Alcohol dependence is a fast growing public health problem worldwide. The reasons for habitual and increasing alcohol dependence have been linked to: gaining courage in risk taking behaviors; overcoming feelings of inferiority and rebelling against authorities; lack of confidence and strong feelings of low self-esteem; and its use as medicine, sedatives, and anesthetics in the hostile world of cold and hunger, religious/tribal life styles among others.29 Other predisposing factors include: genetically determined physical reactions to alcohol that increase the likelihood that some individuals can drink alcohol in large enough quantities to become chronic alcoholics;30 influence of biological relatives who are chronic alcoholics.31 Alcohol dependence is a major socioeconomic problem, associated with severe effects on public health with about 10%–30% of all patients admitted into tertiary and secondary health institutions and a significant percentage of psychiatric admissions being victims.32
There are several social problems arising from alcoholism, caused by the pathological changes in the brain and the intoxicating effects of alcohol.33–37 The implementation of policies on which to base harm reduction strategies is urgently needed.
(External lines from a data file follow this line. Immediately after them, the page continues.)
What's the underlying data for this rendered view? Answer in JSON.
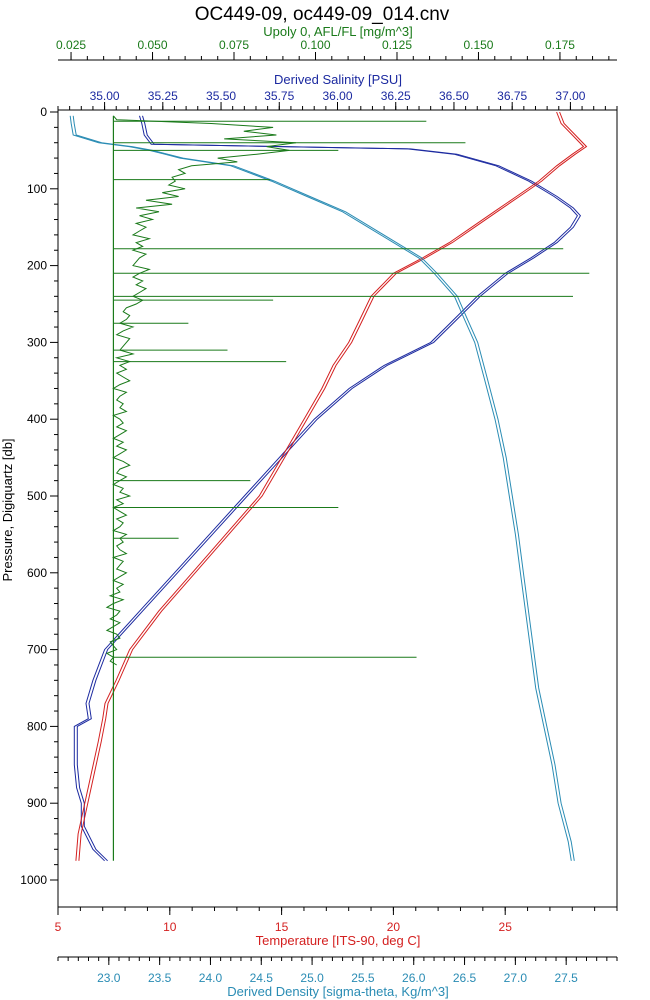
{
  "chart_data": {
    "type": "line",
    "title": "OC449-09, oc449-09_014.cnv",
    "ylabel": "Pressure, Digiquartz [db]",
    "ylim": [
      0,
      1000
    ],
    "y_inverted": true,
    "y_ticks": [
      "0",
      "100",
      "200",
      "300",
      "400",
      "500",
      "600",
      "700",
      "800",
      "900",
      "1000"
    ],
    "grid": false,
    "axes": {
      "fluorescence": {
        "label": "Upoly 0, AFL/FL [mg/m^3]",
        "color": "#1a7a1a",
        "position": "top-outer",
        "range": [
          0.021,
          0.1925
        ],
        "ticks": [
          "0.025",
          "0.050",
          "0.075",
          "0.100",
          "0.125",
          "0.150",
          "0.175"
        ]
      },
      "salinity": {
        "label": "Derived Salinity [PSU]",
        "color": "#1c2aa0",
        "position": "top-inner",
        "range": [
          34.8,
          37.2
        ],
        "ticks": [
          "35.00",
          "35.25",
          "35.50",
          "35.75",
          "36.00",
          "36.25",
          "36.50",
          "36.75",
          "37.00"
        ]
      },
      "temperature": {
        "label": "Temperature [ITS-90, deg C]",
        "color": "#d42020",
        "position": "bottom-inner",
        "range": [
          5,
          30
        ],
        "ticks": [
          "5",
          "10",
          "15",
          "20",
          "25"
        ]
      },
      "density": {
        "label": "Derived Density [sigma-theta, Kg/m^3]",
        "color": "#2a8cb4",
        "position": "bottom-outer",
        "range": [
          22.5,
          28.0
        ],
        "ticks": [
          "23.0",
          "23.5",
          "24.0",
          "24.5",
          "25.0",
          "25.5",
          "26.0",
          "26.5",
          "27.0",
          "27.5"
        ]
      }
    },
    "series": [
      {
        "axis": "salinity",
        "pressure": [
          5,
          15,
          30,
          42,
          48,
          55,
          70,
          90,
          110,
          125,
          135,
          150,
          170,
          190,
          210,
          240,
          270,
          300,
          330,
          360,
          400,
          450,
          500,
          550,
          600,
          650,
          700,
          740,
          770,
          790,
          800,
          850,
          880,
          900,
          930,
          960,
          975
        ],
        "values": [
          35.15,
          35.16,
          35.17,
          35.2,
          36.3,
          36.5,
          36.68,
          36.82,
          36.93,
          37.0,
          37.03,
          37.0,
          36.93,
          36.83,
          36.72,
          36.6,
          36.5,
          36.4,
          36.2,
          36.05,
          35.9,
          35.75,
          35.6,
          35.45,
          35.3,
          35.15,
          35.0,
          34.95,
          34.92,
          34.93,
          34.87,
          34.87,
          34.88,
          34.9,
          34.9,
          34.95,
          35.0
        ]
      },
      {
        "axis": "temperature",
        "pressure": [
          0,
          15,
          30,
          45,
          55,
          70,
          90,
          110,
          130,
          150,
          170,
          190,
          210,
          240,
          270,
          300,
          330,
          360,
          400,
          450,
          500,
          550,
          600,
          650,
          700,
          740,
          770,
          790,
          820,
          860,
          900,
          940,
          975
        ],
        "values": [
          27.3,
          27.5,
          28.0,
          28.5,
          28.0,
          27.3,
          26.5,
          25.5,
          24.5,
          23.5,
          22.5,
          21.3,
          20.0,
          19.0,
          18.5,
          18.0,
          17.3,
          16.8,
          16.0,
          15.0,
          14.0,
          12.5,
          11.0,
          9.5,
          8.2,
          7.6,
          7.1,
          7.0,
          6.8,
          6.5,
          6.2,
          5.9,
          5.8
        ]
      },
      {
        "axis": "density",
        "pressure": [
          5,
          15,
          30,
          40,
          45,
          50,
          55,
          60,
          70,
          90,
          110,
          130,
          150,
          170,
          190,
          210,
          240,
          270,
          300,
          350,
          400,
          450,
          500,
          550,
          600,
          650,
          700,
          750,
          800,
          850,
          900,
          950,
          975
        ],
        "values": [
          22.62,
          22.63,
          22.65,
          22.9,
          23.2,
          23.4,
          23.55,
          23.7,
          24.2,
          24.6,
          24.95,
          25.3,
          25.55,
          25.8,
          26.05,
          26.2,
          26.4,
          26.5,
          26.6,
          26.7,
          26.8,
          26.88,
          26.94,
          27.0,
          27.05,
          27.1,
          27.15,
          27.2,
          27.28,
          27.36,
          27.42,
          27.52,
          27.55
        ]
      },
      {
        "axis": "fluorescence",
        "baseline": 0.038,
        "pressure": [
          5,
          10,
          15,
          20,
          25,
          30,
          35,
          40,
          45,
          50,
          55,
          60,
          65,
          70,
          75,
          80,
          85,
          90,
          95,
          100,
          105,
          110,
          115,
          120,
          125,
          130,
          135,
          140,
          145,
          150,
          155,
          160,
          165,
          170,
          175,
          180,
          185,
          190,
          195,
          200,
          205,
          210,
          215,
          220,
          225,
          230,
          235,
          240,
          245,
          250,
          255,
          260,
          265,
          270,
          275,
          280,
          285,
          290,
          295,
          300,
          305,
          310,
          315,
          320,
          325,
          330,
          335,
          340,
          345,
          350,
          355,
          360,
          365,
          370,
          375,
          380,
          385,
          390,
          395,
          400,
          405,
          410,
          415,
          420,
          425,
          430,
          435,
          440,
          445,
          450,
          455,
          460,
          465,
          470,
          475,
          480,
          485,
          490,
          495,
          500,
          505,
          510,
          515,
          520,
          525,
          530,
          535,
          540,
          545,
          550,
          555,
          560,
          565,
          570,
          575,
          580,
          585,
          590,
          595,
          600,
          605,
          610,
          615,
          620,
          625,
          630,
          635,
          640,
          645,
          650,
          655,
          660,
          665,
          670,
          675,
          680,
          685,
          690,
          695,
          700,
          705,
          710,
          715,
          720
        ],
        "values": [
          0.038,
          0.039,
          0.068,
          0.087,
          0.078,
          0.088,
          0.072,
          0.094,
          0.085,
          0.092,
          0.082,
          0.07,
          0.076,
          0.062,
          0.058,
          0.06,
          0.056,
          0.057,
          0.055,
          0.06,
          0.053,
          0.058,
          0.048,
          0.056,
          0.045,
          0.052,
          0.046,
          0.05,
          0.045,
          0.048,
          0.046,
          0.044,
          0.049,
          0.045,
          0.047,
          0.044,
          0.048,
          0.046,
          0.045,
          0.044,
          0.049,
          0.046,
          0.044,
          0.047,
          0.045,
          0.048,
          0.046,
          0.044,
          0.047,
          0.045,
          0.042,
          0.041,
          0.043,
          0.042,
          0.04,
          0.044,
          0.041,
          0.039,
          0.043,
          0.042,
          0.041,
          0.04,
          0.044,
          0.039,
          0.043,
          0.04,
          0.042,
          0.039,
          0.041,
          0.043,
          0.04,
          0.038,
          0.042,
          0.04,
          0.039,
          0.041,
          0.04,
          0.042,
          0.038,
          0.04,
          0.041,
          0.039,
          0.042,
          0.04,
          0.038,
          0.041,
          0.039,
          0.042,
          0.04,
          0.038,
          0.041,
          0.043,
          0.04,
          0.039,
          0.042,
          0.04,
          0.038,
          0.041,
          0.04,
          0.043,
          0.039,
          0.041,
          0.038,
          0.04,
          0.042,
          0.039,
          0.041,
          0.04,
          0.038,
          0.042,
          0.04,
          0.041,
          0.039,
          0.04,
          0.042,
          0.038,
          0.041,
          0.04,
          0.039,
          0.042,
          0.04,
          0.038,
          0.041,
          0.039,
          0.04,
          0.037,
          0.041,
          0.038,
          0.036,
          0.04,
          0.039,
          0.037,
          0.04,
          0.038,
          0.036,
          0.039,
          0.04,
          0.037,
          0.038,
          0.039,
          0.036,
          0.038,
          0.037,
          0.039
        ],
        "spikes": [
          {
            "pressure": 12,
            "value": 0.134
          },
          {
            "pressure": 40,
            "value": 0.146
          },
          {
            "pressure": 50,
            "value": 0.107
          },
          {
            "pressure": 88,
            "value": 0.086
          },
          {
            "pressure": 178,
            "value": 0.176
          },
          {
            "pressure": 210,
            "value": 0.184
          },
          {
            "pressure": 240,
            "value": 0.179
          },
          {
            "pressure": 245,
            "value": 0.087
          },
          {
            "pressure": 275,
            "value": 0.061
          },
          {
            "pressure": 310,
            "value": 0.073
          },
          {
            "pressure": 325,
            "value": 0.091
          },
          {
            "pressure": 480,
            "value": 0.08
          },
          {
            "pressure": 515,
            "value": 0.107
          },
          {
            "pressure": 555,
            "value": 0.058
          },
          {
            "pressure": 710,
            "value": 0.131
          }
        ]
      }
    ]
  }
}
There is a need for increased policies and public health programs to reduce alcohol related effects on liver enzymes and coagulation parameters among chronic alcoholics.38–40 There is a need to build a strong base of public awareness and community support to help ensure the continuity and sustainability of alcohol policies. The Nigerian government needs to enforce tighter regulations and restrictions (pricing, taxation, age of consumers, the type of retail establishments that can sell alcoholic beverages, licensing, limits on hours and days of sale, and regulations on vendors and the density of outlets) on the production and distribution of alcoholic beverages to reduce harmful use as well as protect young people and other vulnerable groups.
The authors report no conflicts of interest in this work.